The Obama administration itself quoted the same “1 in 5” statistic in its Dear Colleague letter:
The statistics on sexual violence are both deeply troubling and a call to action for the nation. A report prepared for the National Institute of Justice found that about 1 in 5 women are victims of completed or attempted sexual assault while in college.
A study, released in 2014 by the U.S. Department of Justice itself, however, found the rate of rape and sexual assault for female college students is actually 6.1 per 1,000, or .03-in-5. The study also found the rate for non-students is higher – 7.6 per 1,000.
“In fact, non-students are 25 percent more likely to be victims of sexual assault than students, according to the data,” a report at the Federalist noted. “And the real number of assault victims is several orders of magnitude lower than one-in-five.”
Yet, the political left seems on a train to engage in another of their false concrete narratives.

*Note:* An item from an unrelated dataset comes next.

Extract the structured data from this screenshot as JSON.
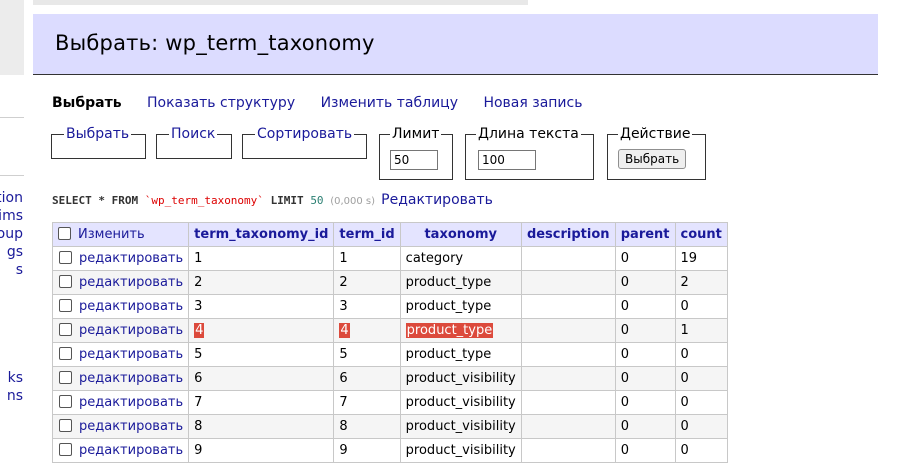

According to the left, if you are pro-life, you are “anti-women.” If you think the nation’s borders should be protected, you are “anti-immigrant.” If you think marriage is between one man and one woman, you are “homophobic.” And, if you think students accused of rape should be allowed their constitutional due process rights, you are now “pro-rape.”
In an open coalition letter, a group of primarily feminists, LGBT advocates, and others say DeVos’s decision to rescind the Obama-era policies is “putting the safety and lives of students at risk,” and continues her “reckless campaign to destroy the laws and processes in place to protect students from sexual assault and allow all students an equal access to education.”
The letter continues:
Secretary DeVos continues to show callous disregard for the thousands of students who are subject to sexual violence and abuse every year. Instead, she is very clear that her main if not sole concern is the tiny number1 [sic] of students wrongfully found responsible for rape, without any evidence that this is a wholesale problem or extends beyond the few one-sided anecdotes she provides.
“Mrs. DeVos’s critics want the public to believe you’re either with victims of sexual assault, in which case you must support the 2011 Title IX regime, or you’re siding with rapists,” summarizes the editorial board of the WSJ. “That’s a false choice.”